General treatment of SMA targets the progression of symptoms, avoiding complications, and increasing a person’s quality of life. Physical therapy and various assistive equipment, like walkers or wheelchairs, are being used to address movement issues. Back braces may be used in case of scoliosis and other complications affecting the backbone. Special breathing exercises, cough machines, and chest physiotherapy assist a person’s lung functions, and a nutrition diet might help when swallowing becomes an issue. For SMA types I to IV, Nusinersen injection is the only FDA-approved drug treatment (“Spinal muscular atrophy”). Despite showing positive results, its effect is rather individual and, in some cases, might either have no impact at all or cause complications.

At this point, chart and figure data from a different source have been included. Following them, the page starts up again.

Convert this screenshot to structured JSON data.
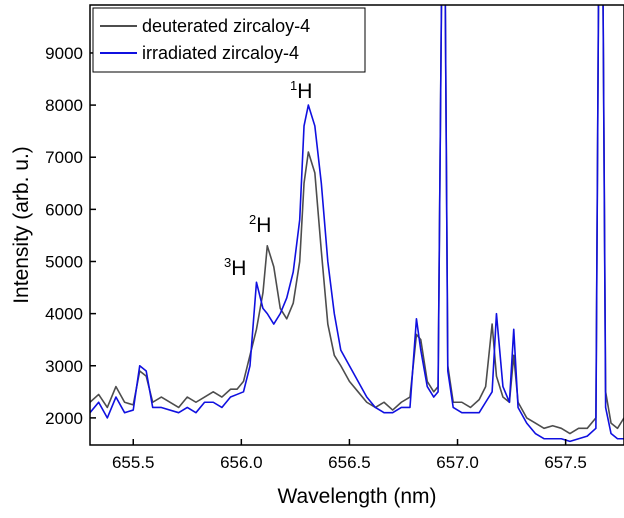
{
  "chart_data": {
    "type": "line",
    "xlabel": "Wavelength (nm)",
    "ylabel": "Intensity (arb. u.)",
    "x": [
      655.3,
      655.34,
      655.38,
      655.42,
      655.46,
      655.5,
      655.53,
      655.56,
      655.59,
      655.63,
      655.71,
      655.75,
      655.79,
      655.83,
      655.87,
      655.91,
      655.95,
      655.98,
      656.01,
      656.04,
      656.07,
      656.1,
      656.12,
      656.15,
      656.18,
      656.21,
      656.24,
      656.27,
      656.29,
      656.31,
      656.34,
      656.37,
      656.4,
      656.43,
      656.46,
      656.5,
      656.54,
      656.58,
      656.62,
      656.66,
      656.7,
      656.74,
      656.78,
      656.81,
      656.83,
      656.86,
      656.89,
      656.91,
      656.93,
      656.94,
      656.955,
      656.98,
      657.02,
      657.06,
      657.1,
      657.13,
      657.16,
      657.18,
      657.21,
      657.24,
      657.26,
      657.28,
      657.32,
      657.36,
      657.4,
      657.44,
      657.48,
      657.52,
      657.56,
      657.6,
      657.64,
      657.655,
      657.67,
      657.685,
      657.71,
      657.74,
      657.77
    ],
    "series": [
      {
        "name": "deuterated zircaloy-4",
        "color": "#4d4d4d",
        "values": [
          2300,
          2450,
          2200,
          2600,
          2300,
          2250,
          2900,
          2800,
          2300,
          2400,
          2200,
          2400,
          2300,
          2400,
          2500,
          2400,
          2550,
          2550,
          2700,
          3200,
          3700,
          4400,
          5300,
          4900,
          4100,
          3900,
          4200,
          5000,
          6500,
          7100,
          6700,
          5200,
          3800,
          3200,
          3000,
          2700,
          2500,
          2300,
          2200,
          2300,
          2150,
          2300,
          2400,
          3600,
          3500,
          2700,
          2500,
          2600,
          12000,
          12000,
          3000,
          2300,
          2300,
          2200,
          2350,
          2600,
          3800,
          2800,
          2400,
          2300,
          3200,
          2300,
          2000,
          1900,
          1800,
          1850,
          1800,
          1700,
          1800,
          1800,
          2000,
          12000,
          12000,
          2500,
          1900,
          1800,
          2000
        ]
      },
      {
        "name": "irradiated zircaloy-4",
        "color": "#1010e0",
        "values": [
          2100,
          2300,
          2000,
          2400,
          2100,
          2150,
          3000,
          2900,
          2200,
          2200,
          2100,
          2200,
          2100,
          2300,
          2300,
          2200,
          2400,
          2450,
          2500,
          3000,
          4600,
          4100,
          4000,
          3800,
          4000,
          4300,
          4800,
          5800,
          7600,
          8000,
          7600,
          6500,
          5000,
          4000,
          3300,
          3000,
          2700,
          2400,
          2200,
          2100,
          2100,
          2200,
          2200,
          3900,
          3300,
          2600,
          2400,
          2500,
          12000,
          12000,
          2900,
          2200,
          2100,
          2100,
          2100,
          2300,
          2500,
          4000,
          2600,
          2300,
          3700,
          2200,
          1900,
          1700,
          1600,
          1600,
          1600,
          1550,
          1600,
          1650,
          1800,
          12000,
          12000,
          2200,
          1700,
          1600,
          1600
        ]
      }
    ],
    "xlim": [
      655.3,
      657.77
    ],
    "xticks": [
      655.5,
      {
        "value": 656,
        "label": "656.0"
      },
      656.5,
      {
        "value": 657,
        "label": "657.0"
      },
      657.5
    ],
    "ylim": [
      1480,
      9920
    ],
    "yticks": [
      2000,
      3000,
      4000,
      5000,
      6000,
      7000,
      8000,
      9000
    ],
    "legend": "upper left",
    "annotations": [
      {
        "sup": "1",
        "text": "H"
      },
      {
        "sup": "2",
        "text": "H"
      },
      {
        "sup": "3",
        "text": "H"
      }
    ]
  }
}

The research in the last decade significantly brightened the overall picture for the SMA types from I to IV. They target raising SMN protein to the required level using different approaches (“SMA”). For example, the lack of protein could be addressed by transferring additional SMN1 genes to the body. Another research is focused on modifying the protein produced by SMN2, which usually tends to be short and not functional (“SMA”). Such is the case with the Nusinersen injections, which adjust the RNA build inside SMN2 and alter protein production. Regarding the other SMA types, the research field includes the development of drugs with muscle targeting, newborn screening, and broad neuroprotection.
References
Spinal muscular atrophy. (n.d.) Genetic and Rare Diseases Information Center (GARD).
Spinal muscular atrophy (SMA). (n.d.) Muscular Dystrophy Association (MDA).